Она даже руки не протянула, чтобы удержать меня, но я ощутил в ту минуту какую-то не столько властную, сколько нежную силу, исходящую от нее...
Она не тронула меня, не прикоснулась ни единым движением, она просто стояла на крылечке, дрожа от холода, снег ложился на ее волосы, плечи, на голые по локоть, выпростанные из-под платка руки... Она повернулась, открыла заросшую снегом дверь, и я, как пес на веревочке, последовал за ней...
– Я постелю тебе здесь (она указала на кушетку), а себе там... – Она кивнула в сторону другой комнаты, за притворенной дверью. Потом принесла, разложила на кушетке постель, взбила подушку, накрыла ею кушетный валик в изголовье и, пожелав мне спокойной ночи, хотела уйти... Но тут я обнял, обхватил ее рукой и привлек к себе.
– Отпусти!
– Не отпущу...
– Отпусти сейчас же!.. – Она пыталась вырваться.
– Не отпущу! Не отпущу никогда!..
...Мы смеялись, боролись на узенькой кушетке, в отличие от ее сердитых слов, тело ее таило покорность, и эта покорность, переливаясь в меня, преображалась в какую-то странную силу, которой до того я никогда в себе не ощущал...
27
На другой день мы проснулись – не на кушетке, а на просторной софе, сооруженной из пружинного матраца, поставленного на коротенькие деревянные ножки. Сюда, в комнатку, где обитали Женя и ее родители, мы перебрались ночью, перед тем пару раз едва не скатившись на пол... Она еще спала, я смотрел на ее светлые, чуть трепещущие во сне ресницы, на слегка приоткрытые губы, похожие на лопнувший цветочный бутон, и тихонько, едва касаясь, гладил нежно-упругие бугорки ее грудей...
Потом я задремал и не заметил, как она выскользнула из постели. Уже рассвело. Я увидел ее у окна, всю, от волос до пяток, розовато-золотистую от солнечных лучей, пробивающихся сквозь промороженные стекла. Она стояла, раздвинув плотные шторы, спиной ко мне, и, почувствовав, что я смотрю на нее, не смутилась, не оглянулась.

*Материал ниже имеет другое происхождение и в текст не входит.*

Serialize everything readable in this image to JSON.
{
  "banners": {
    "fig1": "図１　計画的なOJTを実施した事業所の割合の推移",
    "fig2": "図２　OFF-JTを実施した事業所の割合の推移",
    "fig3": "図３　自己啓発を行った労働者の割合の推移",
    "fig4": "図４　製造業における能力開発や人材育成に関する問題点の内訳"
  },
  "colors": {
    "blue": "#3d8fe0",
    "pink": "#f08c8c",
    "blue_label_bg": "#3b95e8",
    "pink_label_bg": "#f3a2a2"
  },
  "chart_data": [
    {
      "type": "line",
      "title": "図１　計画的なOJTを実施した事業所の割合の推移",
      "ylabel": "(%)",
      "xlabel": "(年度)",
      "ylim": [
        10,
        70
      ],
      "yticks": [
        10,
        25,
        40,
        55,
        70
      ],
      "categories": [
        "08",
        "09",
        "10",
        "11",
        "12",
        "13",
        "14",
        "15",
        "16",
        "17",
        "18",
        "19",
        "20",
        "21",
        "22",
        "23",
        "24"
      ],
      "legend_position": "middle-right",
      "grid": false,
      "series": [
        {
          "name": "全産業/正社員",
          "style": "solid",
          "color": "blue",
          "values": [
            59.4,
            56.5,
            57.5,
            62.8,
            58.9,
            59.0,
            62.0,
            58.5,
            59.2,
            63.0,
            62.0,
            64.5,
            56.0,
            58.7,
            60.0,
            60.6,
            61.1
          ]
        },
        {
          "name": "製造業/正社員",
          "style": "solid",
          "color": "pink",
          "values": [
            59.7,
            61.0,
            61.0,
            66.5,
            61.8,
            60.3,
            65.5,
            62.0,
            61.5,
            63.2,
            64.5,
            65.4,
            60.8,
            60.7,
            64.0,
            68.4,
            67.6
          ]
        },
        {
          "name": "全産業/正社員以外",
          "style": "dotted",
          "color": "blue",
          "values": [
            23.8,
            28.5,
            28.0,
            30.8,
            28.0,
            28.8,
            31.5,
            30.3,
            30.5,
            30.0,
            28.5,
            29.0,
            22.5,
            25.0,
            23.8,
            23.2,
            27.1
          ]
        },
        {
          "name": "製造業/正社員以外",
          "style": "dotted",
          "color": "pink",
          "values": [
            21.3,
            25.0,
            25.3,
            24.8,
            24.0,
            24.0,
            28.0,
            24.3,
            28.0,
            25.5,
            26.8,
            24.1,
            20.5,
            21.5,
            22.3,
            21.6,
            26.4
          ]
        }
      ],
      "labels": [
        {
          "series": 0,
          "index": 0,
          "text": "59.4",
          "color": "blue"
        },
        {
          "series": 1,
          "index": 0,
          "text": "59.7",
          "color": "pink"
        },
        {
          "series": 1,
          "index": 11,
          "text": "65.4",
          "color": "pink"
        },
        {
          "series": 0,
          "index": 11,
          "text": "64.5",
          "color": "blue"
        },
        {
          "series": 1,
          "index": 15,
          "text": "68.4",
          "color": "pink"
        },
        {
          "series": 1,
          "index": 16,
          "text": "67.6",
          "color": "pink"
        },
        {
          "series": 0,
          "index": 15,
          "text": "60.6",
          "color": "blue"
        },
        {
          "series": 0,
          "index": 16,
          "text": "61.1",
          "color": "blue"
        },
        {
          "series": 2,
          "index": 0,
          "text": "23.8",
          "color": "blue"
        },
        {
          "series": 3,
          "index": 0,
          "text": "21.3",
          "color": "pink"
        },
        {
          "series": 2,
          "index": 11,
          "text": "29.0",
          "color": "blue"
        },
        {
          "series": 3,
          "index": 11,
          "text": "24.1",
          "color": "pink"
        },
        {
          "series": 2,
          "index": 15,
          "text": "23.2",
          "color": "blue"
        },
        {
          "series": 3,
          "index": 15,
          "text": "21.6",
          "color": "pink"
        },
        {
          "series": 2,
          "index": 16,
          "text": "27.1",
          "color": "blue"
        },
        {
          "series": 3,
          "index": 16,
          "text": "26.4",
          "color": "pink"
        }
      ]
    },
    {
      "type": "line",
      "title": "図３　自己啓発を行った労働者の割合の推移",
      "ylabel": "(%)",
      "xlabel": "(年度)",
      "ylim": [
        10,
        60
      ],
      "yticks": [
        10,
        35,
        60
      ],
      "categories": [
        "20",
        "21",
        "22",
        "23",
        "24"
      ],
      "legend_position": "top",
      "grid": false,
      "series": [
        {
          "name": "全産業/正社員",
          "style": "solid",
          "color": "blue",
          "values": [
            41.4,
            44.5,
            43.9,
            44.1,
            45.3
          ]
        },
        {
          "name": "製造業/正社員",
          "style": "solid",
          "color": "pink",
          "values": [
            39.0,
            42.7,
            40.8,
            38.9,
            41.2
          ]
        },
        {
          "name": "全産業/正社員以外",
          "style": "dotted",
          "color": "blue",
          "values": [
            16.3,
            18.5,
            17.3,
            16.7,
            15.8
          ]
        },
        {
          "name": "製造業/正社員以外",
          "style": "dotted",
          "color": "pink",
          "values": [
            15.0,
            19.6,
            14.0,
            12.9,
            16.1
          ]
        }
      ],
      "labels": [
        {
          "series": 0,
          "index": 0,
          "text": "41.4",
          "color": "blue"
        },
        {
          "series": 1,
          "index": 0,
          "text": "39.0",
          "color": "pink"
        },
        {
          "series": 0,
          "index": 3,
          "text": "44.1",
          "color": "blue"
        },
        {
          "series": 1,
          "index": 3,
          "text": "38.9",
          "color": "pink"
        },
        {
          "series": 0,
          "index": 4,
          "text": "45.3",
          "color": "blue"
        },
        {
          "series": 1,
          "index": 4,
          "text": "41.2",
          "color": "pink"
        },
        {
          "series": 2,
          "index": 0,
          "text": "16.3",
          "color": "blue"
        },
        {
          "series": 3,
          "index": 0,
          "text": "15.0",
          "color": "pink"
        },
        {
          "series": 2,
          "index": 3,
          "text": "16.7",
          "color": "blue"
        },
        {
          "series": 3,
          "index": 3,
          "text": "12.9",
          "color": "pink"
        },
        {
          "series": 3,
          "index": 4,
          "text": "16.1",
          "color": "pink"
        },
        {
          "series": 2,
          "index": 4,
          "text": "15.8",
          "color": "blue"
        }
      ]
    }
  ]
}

Отбросив одеяло, я подошел к ней. Минуту или две, а может и больше, мы стояли у окна, как Адам и Ева, только райский сад, раскинувшийся перед нами, не зеленел, не благоухал, а был весь в снегу. Но это не делало его менее прекрасным. Ночная метель, угомонясь, покрыла ровным слоем землю, деревья, кусты лохматой смородины у забора... Все было белым, нетронутым, чистым. Казалось, чистота эта струится из сияющей небесной глубины. Под самым окном сиреневый куст, превращенный в шарообразный сугроб, горел и сверкал многоцветными искрами...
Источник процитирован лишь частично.